永年連れ添った夫たちを、その目の前で裏切ってゆく。

純白のウェディングドレスをまくり上げられた新婦は、
ツヤツヤとした光沢に包まれた城のストッキングの脚をばたつかせながら、
抑えつけられた円卓のうえ、テーブルクロスをくしゃくしゃにしながら、はやくもなん人めかの男を迎え入れて、
うろたえる新郎のまえ、花嫁修業に耽ってゆく。

そう。

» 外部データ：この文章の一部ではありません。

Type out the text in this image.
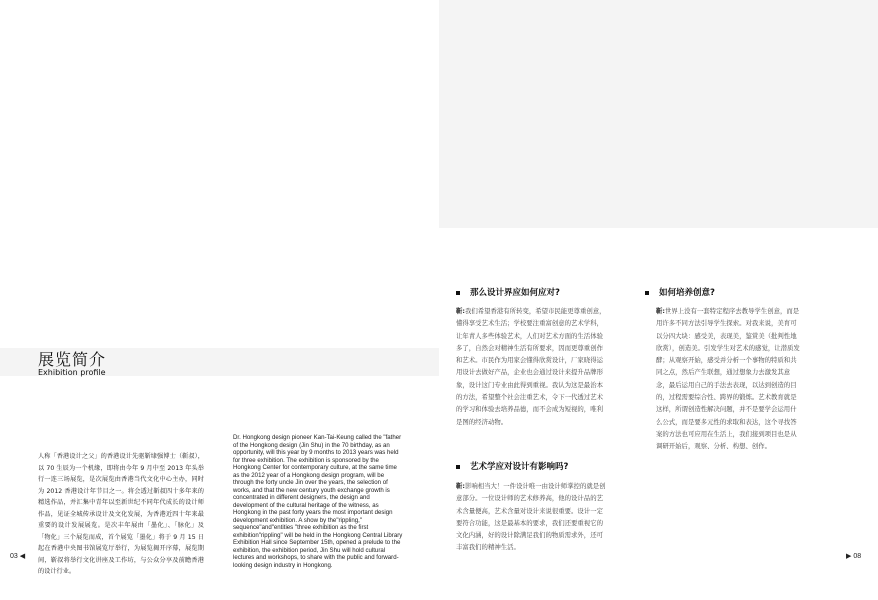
展览简介
Exhibition profile
人称「香港设计之父」的香港设计先驱靳埭强博士（靳叔），以 70 生辰为一个机缘，即将由今年 9 月中至 2013 年头举行一连三场展览，是次展览由香港当代文化中心主办，同时为 2012 香港设计年节目之一。将会透过靳叔四十多年来的精选作品，并汇集中青年以至新世纪不同年代成长的设计师作品，见证全城传承设计及文化发展，为香港近四十年来最重要的设计发展展览。是次丰年展由「墨化」、「脉化」及「物化」三个展览而成，首个展览「墨化」将于 9 月 15 日起在香港中央图书馆展览厅举行，为展览揭开序幕，展览期间，靳叔将举行文化讲座及工作坊，与公众分享及前瞻香港的设计行业。
Dr. Hongkong design pioneer Kan-Tai-Keung called the "father of the Hongkong design (Jin Shu) in the 70 birthday, as an opportunity, will this year by 9 months to 2013 years was held for three exhibition. The exhibition is sponsored by the Hongkong Center for contemporary culture, at the same time as the 2012 year of a Hongkong design program, will be through the forty uncle Jin over the years, the selection of works, and that the new century youth exchange growth is concentrated in different designers, the design and development of the cultural heritage of the witness, as Hongkong in the past forty years the most important design development exhibition. A show by the"rippling," sequence"and"entities "three exhibition as the first exhibition"rippling" will be held in the Hongkong Central Library Exhibition Hall since September 15th, opened a prelude to the exhibition, the exhibition period, Jin Shu will hold cultural lectures and workshops, to share with the public and forward-looking design industry in Hongkong.
03 ◀
那么设计界应如何应对?
靳:我们希望香港有所转变，希望市民能更尊重创意，懂得享受艺术生活；学校要注重富创意的艺术学科，让年青人多些体验艺术，人们对艺术方面的生活体验多了，自然会对精神生活有所要求，因而更尊重创作和艺术。市民作为用家会懂得欣赏设计，厂家晓得运用设计去做好产品，企业也会通过设计来提升品牌形象，设计这门专业由此得到重视。我认为这是最治本的方法，希望整个社会注重艺术，令下一代透过艺术的学习和体验去培养品德，而不会成为短视的，唯利是图的经济动物。
艺术学应对设计有影响吗?
靳:影响相当大！一件设计唯一由设计师掌控的就是创意部分。一位设计师的艺术修养高，他的设计品的艺术含量便高，艺术含量对设计来说很重要。设计一定要符合功能，这是最基本的要求，我们还要重视它的文化内涵，好的设计除满足我们的物质需求外，还可丰富我们的精神生活。
如何培养创意?
靳:世界上没有一套特定程序去教导学生创意，而是用许多不同方法引导学生探索。对我来说，美育可以分四大块：感受美，表现美，鉴赏美（批判性地欣赏），创造美。引发学生对艺术的感觉，让潜质发酵；从观察开始，感受并分析一个事物的特质和共同之点，然后产生联想，通过想象力去激发其意念，最后运用自己的手法去表现，以达到创造的目的，过程需要综合性、跨界的锻炼。艺术教育就是这样，所谓创造性解决问题，并不是要学会运用什么公式，而是要多元性的求取和表达，这个寻找答案的方法也可应用在生活上，我们接到项目也是从调研开始后，观察、分析、构想、创作。
▶ 08
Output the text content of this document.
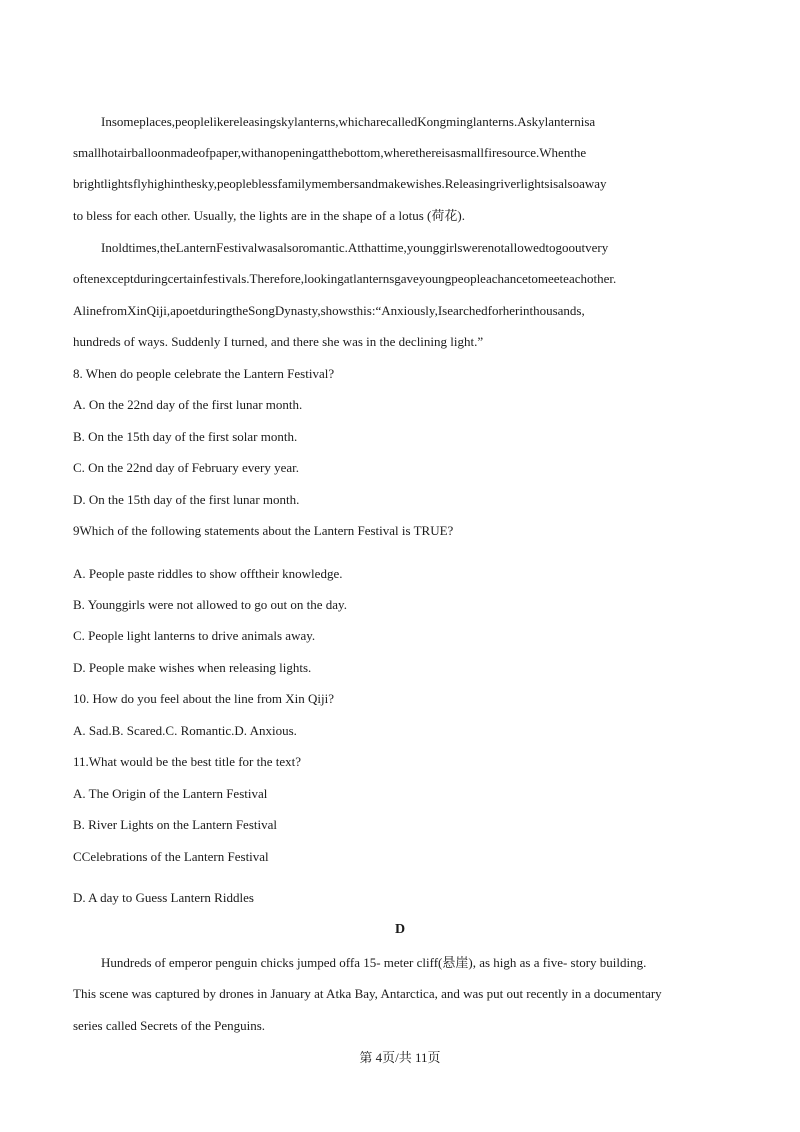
Insomeplaces,peoplelikereleasingskylanterns,whicharecalledKongminglanterns.Askylanternisa

smallhotairballoonmadeofpaper,withanopeningatthebottom,wherethereisasmallfiresource.Whenthe

brightlightsflyhighinthesky,peopleblessfamilymembersandmakewishes.Releasingriverlightsisalsoaway

to bless for each other. Usually, the lights are in the shape of a lotus (荷花).

Inoldtimes,theLanternFestivalwasalsoromantic.Atthattime,younggirlswerenotallowedtogooutvery

oftenexceptduringcertainfestivals.Therefore,lookingatlanternsgaveyoungpeopleachancetomeeteachother.

AlinefromXinQiji,apoetduringtheSongDynasty,showsthis:“Anxiously,Isearchedforherinthousands,

hundreds of ways. Suddenly I turned, and there she was in the declining light.”

8. When do people celebrate the Lantern Festival?

A. On the 22nd day of the first lunar month.

B. On the 15th day of the first solar month.

C. On the 22nd day of February every year.

D. On the 15th day of the first lunar month.

9Which of the following statements about the Lantern Festival is TRUE?

A. People paste riddles to show offtheir knowledge.

B. Younggirls were not allowed to go out on the day.

C. People light lanterns to drive animals away.

D. People make wishes when releasing lights.

10. How do you feel about the line from Xin Qiji?

A. Sad.B. Scared.C. Romantic.D. Anxious.

11.What would be the best title for the text?

A. The Origin of the Lantern Festival

B. River Lights on the Lantern Festival

CCelebrations of the Lantern Festival

D. A day to Guess Lantern Riddles

D

Hundreds of emperor penguin chicks jumped offa 15- meter cliff(悬崖), as high as a five- story building.

This scene was captured by drones in January at Atka Bay, Antarctica, and was put out recently in a documentary

series called Secrets of the Penguins.

第 4页/共 11页
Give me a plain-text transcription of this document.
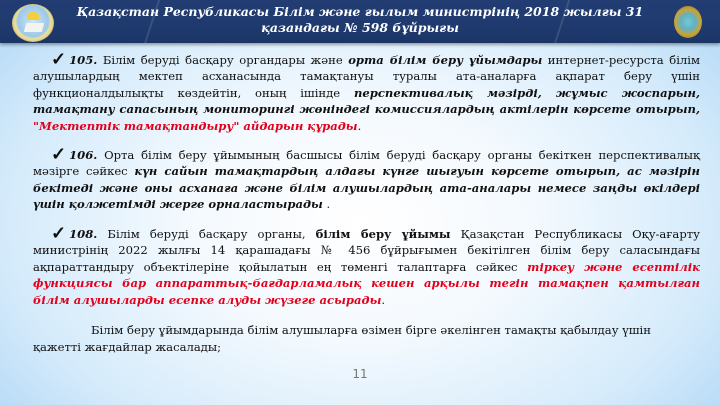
Қазақстан Республикасы Білім және ғылым министрінің 2018 жылғы 31
қазандағы № 598 бұйрығы
✓ 105. Білім беруді басқару органдары және орта білім беру ұйымдары интернет-ресурста білім алушылардың мектеп асханасында тамақтануы туралы ата-аналарға ақпарат беру үшін функционалдылықты көздейтін, оның ішінде перспективалық мәзірді, жұмыс жоспарын, тамақтану сапасының мониторингі жөніндегі комиссиялардың актілерін көрсете отырып, "Мектептік тамақтандыру" айдарын құрады.
✓ 106. Орта білім беру ұйымының басшысы білім беруді басқару органы бекіткен перспективалық мәзірге сәйкес күн сайын тамақтардың алдағы күнге шығуын көрсете отырып, ас мәзірін бекітеді және оны асханаға және білім алушылардың ата-аналары немесе заңды өкілдері үшін қолжетімді жерге орналастырады .
✓ 108. Білім беруді басқару органы, білім беру ұйымы Қазақстан Республикасы Оқу-ағарту министрінің 2022 жылғы 14 қарашадағы № 456 бұйрығымен бекітілген білім беру саласындағы ақпараттандыру объектілеріне қойылатын ең төменгі талаптарға сәйкес тіркеу және есептілік функциясы бар аппараттық-бағдарламалық кешен арқылы тегін тамақпен қамтылған білім алушыларды есепке алуды жүзеге асырады.
Білім беру ұйымдарында білім алушыларға өзімен бірге әкелінген тамақты қабылдау үшін қажетті жағдайлар жасалады;
11
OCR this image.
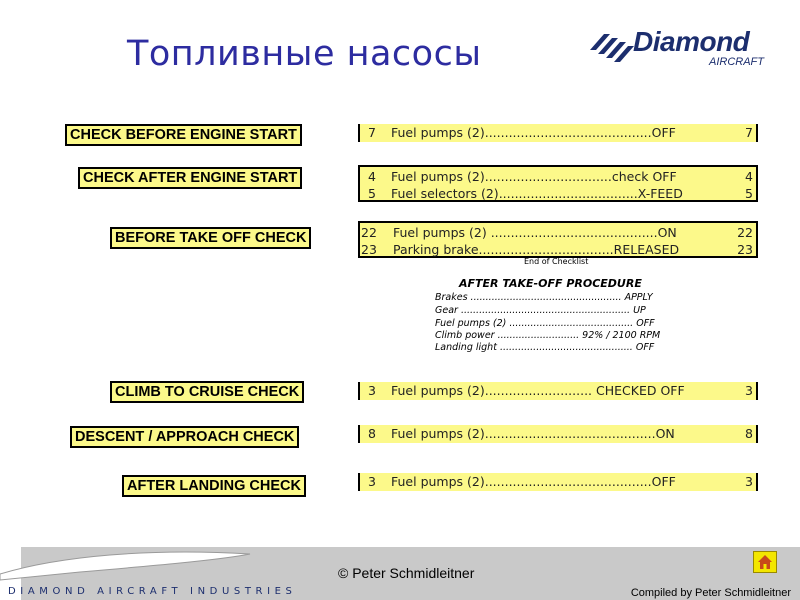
Топливные насосы	Diamond
AIRCRAFT
CHECK BEFORE ENGINE START	7 Fuel pumps (2)..........................................OFF	7
CHECK AFTER ENGINE START	4 Fuel pumps (2)................................check OFF	4
5 Fuel selectors (2)...................................X-FEED	5
BEFORE TAKE OFF CHECK	22 Fuel pumps (2) ..........................................ON	22
23 Parking brake..................................RELEASED	23
End of Checklist
AFTER TAKE-OFF PROCEDURE
Brakes .................................................. APPLY
Gear ........................................................ UP
Fuel pumps (2) ......................................... OFF
Climb power ........................... 92% / 2100 RPM
Landing light ............................................ OFF
CLIMB TO CRUISE CHECK	3 Fuel pumps (2)........................... CHECKED OFF	3
DESCENT / APPROACH CHECK	8 Fuel pumps (2)...........................................ON	8
AFTER LANDING CHECK	3 Fuel pumps (2)..........................................OFF	3
DIAMOND AIRCRAFT INDUSTRIES
© Peter Schmidleitner
Compiled by Peter Schmidleitner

一部の男性は、退席を許されない。
この佳き日の主役を勤める男性と。
その種の歓びを自覚できるものたちは。
招待客の男性の多くが席を立ったあとも、宴席にとどまるという忌まわしい特権を与えられる。
妻が、娘が、妹が組み敷かれ、
よそ行きのスーツのすそを乱し、
ブラウスをはだけられ、
ブラジャーの吊り紐を切られながら、
家族の前であることも忘れて、吸血鬼どもの支配を受け容れよがり狂ってしまうまで、
しっかりと見届けさせられ、たんのうさせられる。

宴は、真夜中まで尽きることがない。
この式場では、披露宴の部屋の借り切りは、真夜中までとなっているから。
昂ぶり切った夫たちは、さいごには相手を取り換えあって、交わってゆく。
新郎は、新婦の友人代表と。
新婦の父は、新郎の母と。
新郎の父は、自分のまな娘と。
見境なく襲いかかって、身体を交え息を弾ませあってゆく。
それが、夫たちの払った代償に対する対価――
吸い取った血潮を口許に光らせたまま。